E essa mistificação, só podia ter um patrocinador: o presidente do Senado, José Sarney. Imediatamente convocou deputados e senadores, chamou os “líderes” dos partidos no seu gabinete, e fez a proposta que sabia que seria vitoriosa: “Vamos fazer um DECRETO LEGISLATIVO PARA CONVOCAR UM PLEBISCITO, I-M-E-D-I-A-T-A-M-E-N-T-E”.

Mistificador completo, Sarney explicou: “Desisti do REFERENDO, fiz o lançamento do PLEBISCITO, porque só ele pode mudar uma lei já aprovada”. Quanto falsidade, que falta de constrangimento, de respeitabilidade, para fazer afirmação como essa.

Referendo ou plebiscito representam a mesma coisa, SIM ou NÃO a um assunto proposto ao povo. Houve apenas modificação e modernização da palavra. Há mais de 2 mil anos, reuniam o povo numa praça, ele dizia SIM ou NÃO, de viva voz.

Como as populações eram mínimas, não chegavam a uma centena os que diziam as palavras mágicas, SIM ou NÃO, eram recolhidas de viva voz e anunciado o resultado.

Com o tempo e o aumento da violência das populações e a mudança do vocabulário, o plebiscito ganhou força, o referendo foi abandonado. Mas em 2005, esse REFERENDO ainda foi usado, “achavam que PLEBISCITO o povão não entenderia”.

Essa falsidade de Sarney, “de que só o PLEBISCITO pode desautorizar o REFERENDO, não tem a menor base. A justificativa a respeito da não modificação de uma lei aprovada, não resiste à menor análise. Num país em que se quebram cláusulas pétreas da Constituição, até para PRORROGAR mandatos de quem está no Poder, por que essa filigrana de estabelecer diferença entre REFERENDO e PLEBISCITO?

Além do mais, apesar da Câmara estar visivelmente contra e no Senado só terem chegado ao número 27 (um terço dos 81 senadores), já estão dando tudo como APROVADO. Marcaram até a data, o primeiro domingo de outubro. Quanta leviandade. E essa data foi aceita pelos órgãos de comunicação, com a restrição consagradora de alguns jornalistas independentes e individuais.

Esgotada essa parte da mistificação e do exibicionismo de alguns senadores (um terço) desencaminhados pelo carreirista mais longo de todos eles, examinemos o resto.
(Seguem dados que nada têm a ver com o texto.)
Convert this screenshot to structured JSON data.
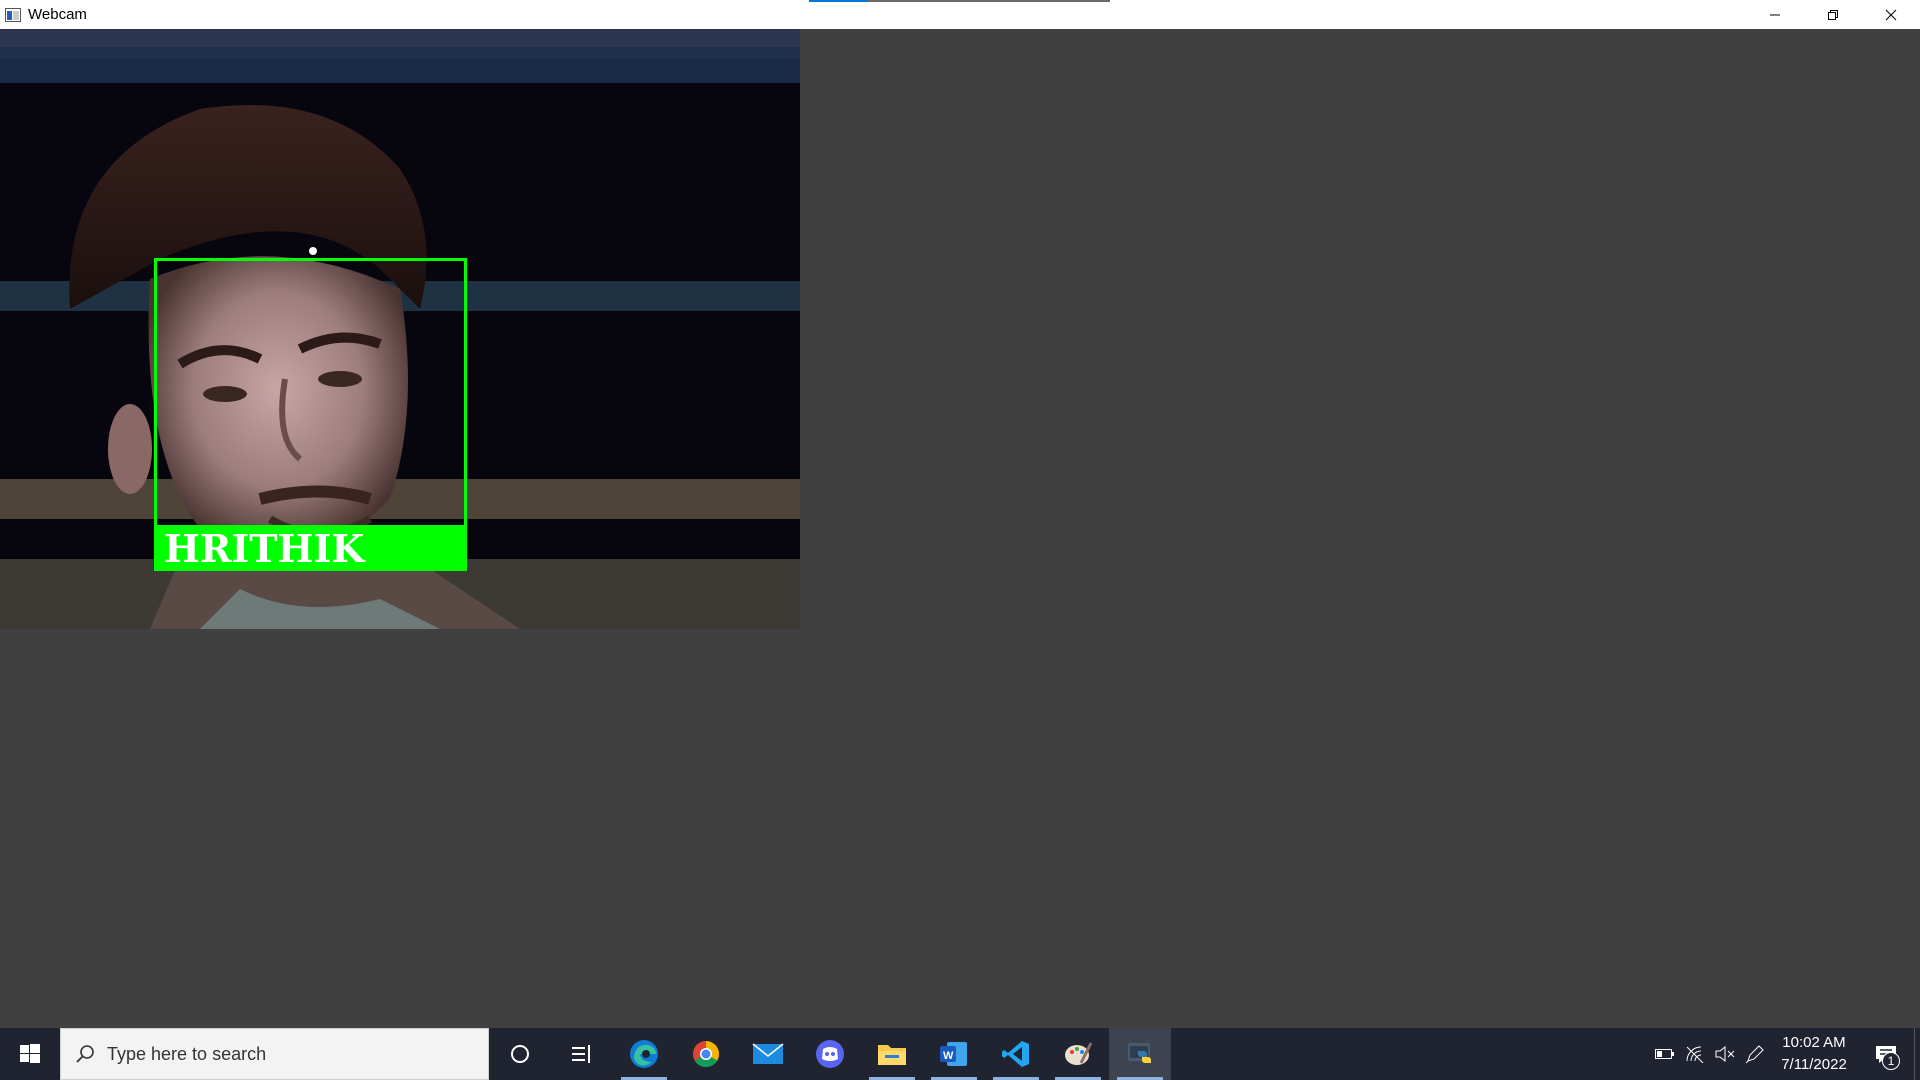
{
  "window": {
    "title": "Webcam",
    "controls": {
      "minimize": "minimize",
      "restore": "restore",
      "close": "close"
    }
  },
  "webcam": {
    "detected_name": "HRITHIK",
    "box_color": "#00ff00"
  },
  "taskbar": {
    "search_placeholder": "Type here to search",
    "apps": [
      {
        "name": "cortana",
        "icon": "circle-icon"
      },
      {
        "name": "task-view",
        "icon": "task-view-icon"
      },
      {
        "name": "edge",
        "icon": "edge-icon"
      },
      {
        "name": "chrome",
        "icon": "chrome-icon"
      },
      {
        "name": "mail",
        "icon": "mail-icon"
      },
      {
        "name": "discord",
        "icon": "discord-icon"
      },
      {
        "name": "file-explorer",
        "icon": "folder-icon"
      },
      {
        "name": "word",
        "icon": "word-icon"
      },
      {
        "name": "vscode",
        "icon": "vscode-icon"
      },
      {
        "name": "paint",
        "icon": "paint-icon"
      },
      {
        "name": "python",
        "icon": "python-icon"
      }
    ],
    "clock": {
      "time": "10:02 AM",
      "date": "7/11/2022"
    },
    "notification_count": "1"
  },
  "colors": {
    "accent": "#0078d7",
    "taskbar_bg": "#1f2430",
    "window_bg": "#404040"
  }
}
Que na verdade nem é resto e sim o principal. A confirmação dessa convocação apressada, que já está com data marcada, mas com a realização ameaçada.
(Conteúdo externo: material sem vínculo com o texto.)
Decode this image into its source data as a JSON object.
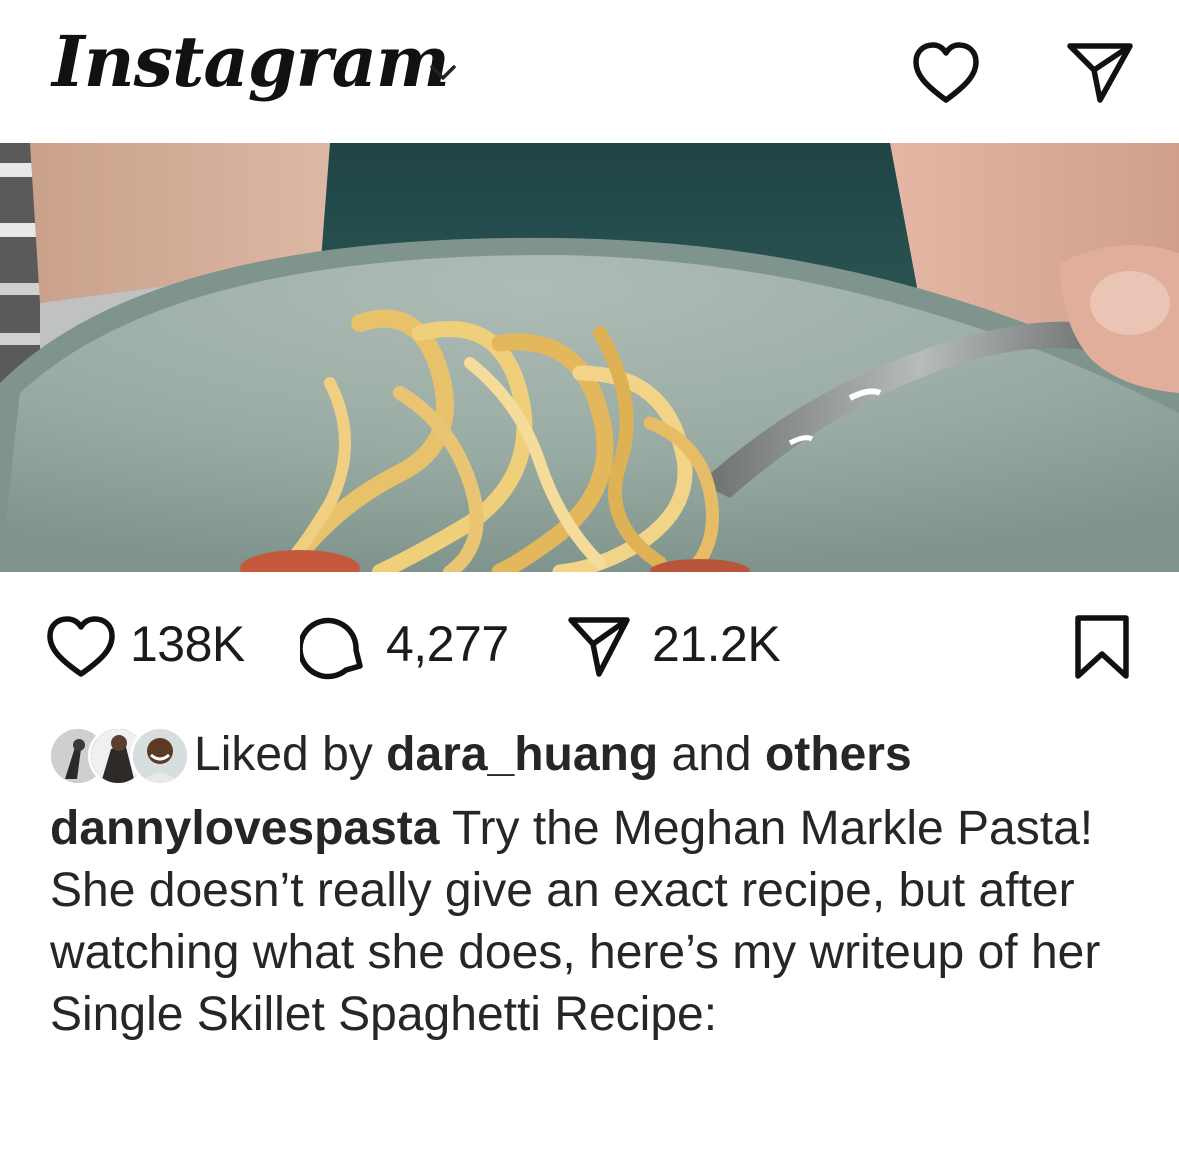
{
  "app": {
    "title": "Instagram"
  },
  "header": {
    "icons": [
      "chevron-down-icon",
      "heart-icon",
      "send-icon"
    ]
  },
  "post": {
    "image_description_icon": "photo",
    "actions": {
      "likes": "138K",
      "comments": "4,277",
      "shares": "21.2K",
      "icons": [
        "heart-icon",
        "comment-icon",
        "send-icon",
        "bookmark-icon"
      ]
    },
    "liked_by": {
      "prefix": "Liked by",
      "user": "dara_huang",
      "and": "and",
      "others": "others"
    },
    "caption": {
      "username": "dannylovespasta",
      "text": "Try the Meghan Markle Pasta! She doesn’t really give an exact recipe, but after watching what she does, here’s my writeup of her Single Skillet Spaghetti Recipe:"
    }
  },
  "colors": {
    "text": "#262626",
    "background": "#ffffff",
    "bowl": "#8fa39c"
  }
}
Digamos, afirmação apenas hipotética: e se o resto do Senado e da Câmara, com maioria, não disserem S-I-M à invencionice de Sarney? Não haverá nem REFERENDO nem PLEBISCITO. Mas Sarney e seu grupo de iconoclastas foram derrotados?

Tranquilamente virão a público, com a afirmação em termos de lamento: “Tentamos acabar com o comércio aberto de armas, não obtivemos consenso”.
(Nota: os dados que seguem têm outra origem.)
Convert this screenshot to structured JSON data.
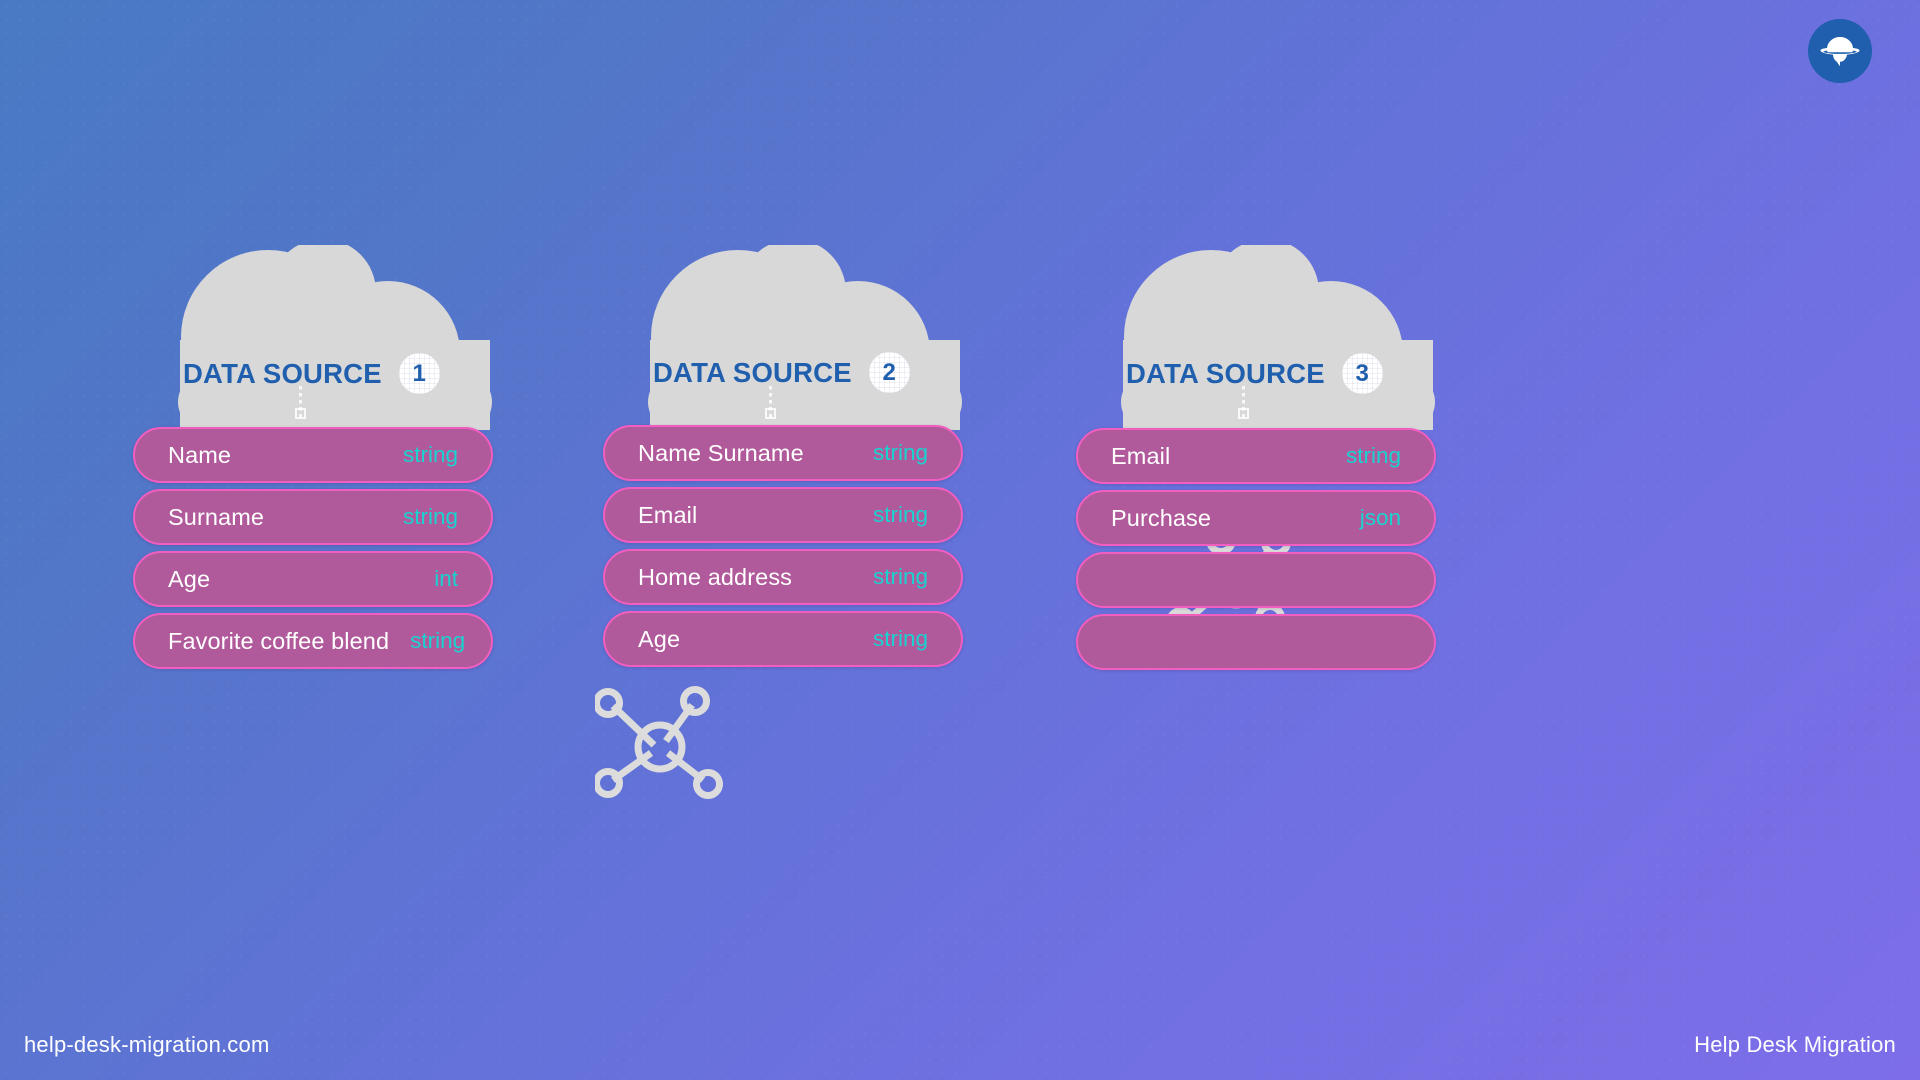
{
  "brand": {
    "logo_icon": "planet-logo-icon",
    "footer_left": "help-desk-migration.com",
    "footer_right": "Help Desk Migration",
    "accent_blue": "#1f5fae",
    "pill_fill": "#b15a9b",
    "pill_border": "#f25ec0",
    "type_color": "#18d3cf",
    "cloud_color": "#d8d8d8"
  },
  "columns": [
    {
      "title": "DATA SOURCE",
      "number": "1",
      "cloud_icon": "cloud-icon",
      "connector_icon": "dotted-connector-icon",
      "fields": [
        {
          "name": "Name",
          "type": "string"
        },
        {
          "name": "Surname",
          "type": "string"
        },
        {
          "name": "Age",
          "type": "int"
        },
        {
          "name": "Favorite coffee blend",
          "type": "string"
        }
      ]
    },
    {
      "title": "DATA SOURCE",
      "number": "2",
      "cloud_icon": "cloud-icon",
      "connector_icon": "dotted-connector-icon",
      "fields": [
        {
          "name": "Name   Surname",
          "type": "string"
        },
        {
          "name": "Email",
          "type": "string"
        },
        {
          "name": "Home address",
          "type": "string"
        },
        {
          "name": "Age",
          "type": "string"
        }
      ]
    },
    {
      "title": "DATA SOURCE",
      "number": "3",
      "cloud_icon": "cloud-icon",
      "connector_icon": "dotted-connector-icon",
      "fields": [
        {
          "name": "Email",
          "type": "string"
        },
        {
          "name": "Purchase",
          "type": "json"
        },
        {
          "name": "",
          "type": ""
        },
        {
          "name": "",
          "type": ""
        }
      ]
    }
  ],
  "node_connectors": [
    {
      "icon": "network-node-icon",
      "label": "mapping-link-1-2"
    },
    {
      "icon": "network-node-icon",
      "label": "mapping-link-2-3"
    }
  ]
}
Também hipoteticamente, admitamos que o REFERENDO transformado em PLEBISCITO seja aprovado, a data de primeiro domingo de outubro, confirmada, o cidadão-contribuinte-eleitor, obrigado a votar como aconteceu em 2005.  O que acontecerá?

Citei duas vezes a palavra hipoteticamente, pois não existe ninguém, nenhum analista, que possa fazer um exame da situação e conclua pela vitória do SIM ou do NÃO. Alguém saberá o que é vitória e o que é derrota, na comparação com o resultado de 2005?

*** 

PS – Coloquei o problema, não tentarei “adivinhar” o resultado, qualquer coisa dita agora não passa de especulação. Continuo acreditando que é dificílimo derrubar a indústria das armas. Como vou escrever muito sobre o assunto, deixo para depois o exame desse súbito amor pelo plebiscito.

PS2 – Os 64 por cento que votaram pelo S-I-M manterão a posição? Resistirão à pressão, a ponto de caírem a menos de 50 por cento?

PS3 – E os 36 por cento, crescerão tanto e chegarão à vitória. De qualquer maneira, haja o que houver, com o SIM ou o NÃO, o cidadão ficará mais protegido?

PS4 – Por enquanto, esperem os fatos acontecerem.